There’s actually a woman named Jeanette Wing, who is the Program Director, National Science Foundation, who back when she was at Carnegie-Mellon University coined this notion of computational thinking, which is literally the concepts in computer science that everyone is just going to have to know to survive in this data intensive world where computing and data just permeate our entire lives. And Microsoft Research has actually funded a center for computational thinking at Carnegie-Mellon to explore this notion of how we teach these underlying computational concepts in our educational system to help people thrive in this kind of world. And actually on our own, beyond sort of this collaborative work we’re doing in academia, we’re doing some context on our own, and one of them is the project we call Beaucoups.

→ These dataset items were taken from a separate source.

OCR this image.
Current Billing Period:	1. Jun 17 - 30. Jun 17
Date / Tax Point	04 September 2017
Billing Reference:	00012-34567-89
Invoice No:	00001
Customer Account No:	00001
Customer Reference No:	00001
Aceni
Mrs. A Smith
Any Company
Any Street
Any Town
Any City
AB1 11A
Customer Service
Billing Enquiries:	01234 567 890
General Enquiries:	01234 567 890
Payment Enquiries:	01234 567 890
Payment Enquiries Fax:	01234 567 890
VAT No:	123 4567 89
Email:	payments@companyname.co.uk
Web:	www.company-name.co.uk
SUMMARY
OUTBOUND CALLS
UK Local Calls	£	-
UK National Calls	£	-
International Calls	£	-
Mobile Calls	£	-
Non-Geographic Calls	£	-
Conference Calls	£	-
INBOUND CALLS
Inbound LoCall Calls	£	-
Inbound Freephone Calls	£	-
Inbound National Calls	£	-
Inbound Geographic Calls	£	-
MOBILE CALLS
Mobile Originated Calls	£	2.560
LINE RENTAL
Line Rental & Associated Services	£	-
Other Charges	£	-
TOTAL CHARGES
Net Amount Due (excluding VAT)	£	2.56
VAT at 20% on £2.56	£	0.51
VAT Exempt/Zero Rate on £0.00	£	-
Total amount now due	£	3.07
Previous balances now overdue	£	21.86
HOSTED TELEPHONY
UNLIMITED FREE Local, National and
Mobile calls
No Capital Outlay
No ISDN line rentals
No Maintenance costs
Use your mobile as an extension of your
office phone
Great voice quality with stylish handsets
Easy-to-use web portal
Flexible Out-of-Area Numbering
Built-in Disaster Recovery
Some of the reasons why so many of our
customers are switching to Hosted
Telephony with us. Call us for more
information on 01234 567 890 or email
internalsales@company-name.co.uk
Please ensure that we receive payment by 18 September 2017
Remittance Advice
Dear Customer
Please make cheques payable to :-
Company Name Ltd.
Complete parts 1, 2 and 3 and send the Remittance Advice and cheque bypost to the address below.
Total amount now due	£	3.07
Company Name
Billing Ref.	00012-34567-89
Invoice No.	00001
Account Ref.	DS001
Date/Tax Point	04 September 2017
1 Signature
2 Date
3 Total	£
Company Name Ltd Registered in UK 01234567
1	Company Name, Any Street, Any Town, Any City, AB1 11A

And Beaucoups is, at its simplest level, it’s an Xbox 360 game. But it’s an Xbox 360 game that’s about teaching the concepts of programming without forcing kids to actually write code. So, if you can start the video, I’ll give you a quick snapshot of some of Beaucoups here. Beaucoups is the little 3D character in a 3D world, and you program it. You program it by telling it through a set of menus the kinds of things you want to do. So you can say, if you see a fruit, then move forward towards it. And when you touch a fruit, go ahead and eat it. So it’s just a very simple sort of game controller notion, you can do that. Then you tell Beaucoups to go for it, move towards the fruit and he’ll eat it; a very, very simple kind of control like that. And we can get much more complicated, we can do iteration, and incursion, we can do some concurrency, and multiple programming. You can have lots of different kinds of robots at different points, and create multiple instances.

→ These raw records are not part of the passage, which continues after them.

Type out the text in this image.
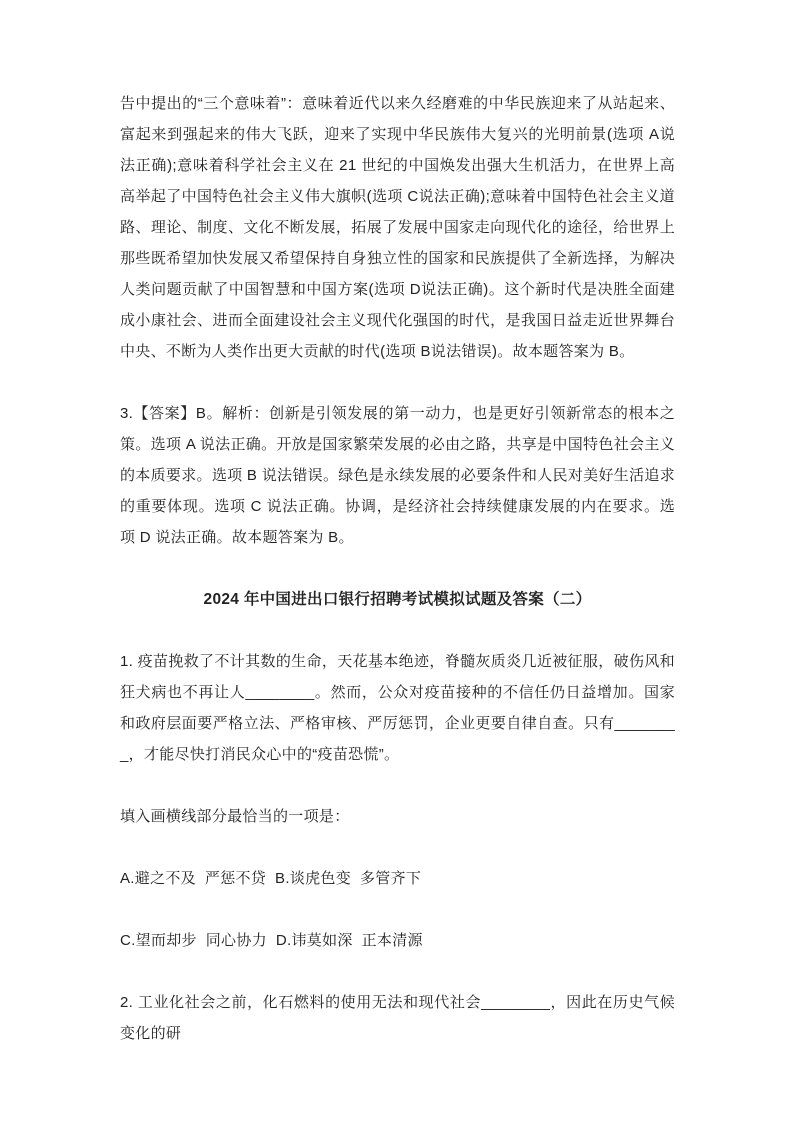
告中提出的“三个意味着”：意味着近代以来久经磨难的中华民族迎来了从站起来、富起来到强起来的伟大飞跃，迎来了实现中华民族伟大复兴的光明前景(选项 A说法正确);意味着科学社会主义在 21 世纪的中国焕发出强大生机活力，在世界上高高举起了中国特色社会主义伟大旗帜(选项 C说法正确);意味着中国特色社会主义道路、理论、制度、文化不断发展，拓展了发展中国家走向现代化的途径，给世界上那些既希望加快发展又希望保持自身独立性的国家和民族提供了全新选择，为解决人类问题贡献了中国智慧和中国方案(选项 D说法正确)。这个新时代是决胜全面建成小康社会、进而全面建设社会主义现代化强国的时代，是我国日益走近世界舞台中央、不断为人类作出更大贡献的时代(选项 B说法错误)。故本题答案为 B。

3.【答案】B。解析：创新是引领发展的第一动力，也是更好引领新常态的根本之策。选项 A 说法正确。开放是国家繁荣发展的必由之路，共享是中国特色社会主义的本质要求。选项 B 说法错误。绿色是永续发展的必要条件和人民对美好生活追求的重要体现。选项 C 说法正确。协调，是经济社会持续健康发展的内在要求。选项 D 说法正确。故本题答案为 B。

2024 年中国进出口银行招聘考试模拟试题及答案（二）

1. 疫苗挽救了不计其数的生命，天花基本绝迹，脊髓灰质炎几近被征服，破伤风和狂犬病也不再让人________。然而，公众对疫苗接种的不信任仍日益增加。国家和政府层面要严格立法、严格审核、严厉惩罚，企业更要自律自查。只有________，才能尽快打消民众心中的“疫苗恐慌”。

填入画横线部分最恰当的一项是：

A.避之不及  严惩不贷  B.谈虎色变  多管齐下

C.望而却步  同心协力  D.讳莫如深  正本清源

2. 工业化社会之前，化石燃料的使用无法和现代社会________，因此在历史气候变化的研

And you can get the whole notion of multiprocessing of what happens when you get lots of different things all working dependently. You can teach a submarine to actually navigate above water, or in the water, what happens when it hits obstacles. So we’ve actually taken this, and we’ve been running experiments with workshops with kids. We couldn’t actually get them to stop. We had sort of a three-hour session with no breaks at all, and the kids just totally got into this, but we learned a lot about what concepts are easy for them to pick up, and which ones are not easy for them to pick up, and different things. So we’re iterating there, trying to learn more and more about how we can really teach these programming and computational concepts to kids so that they’ll be available to them for the rest of their lives without really getting to write any code. (Applause.)
That’s pretty much everything I wanted to share with you this morning. I just want to leave you with one parting thought, which is, we can’t go back. This really started with the first caveman who picked up a stick and started writing on the wall of his cave. That was really the start of the information, and it’s just kind of grown from there. It’s grown and grown in complexity. We can’t undo that complexity. But there is this great promise of technology to take those kinds of tools and map that complexity down to stuff that those of us with dumb human brains can actually understand and work with in our world. I’ve shown you some examples of cases where doing it right saved lives, or really brought home how we can save lives in the future. And some of the research projects we’re working on with environmental scientists that hopefully, if we do this right, one day will save the world.
Thanks for being so generous with your time this morning. (Applause.) And I hope you enjoy the rest of the conference, and have a safe trip home.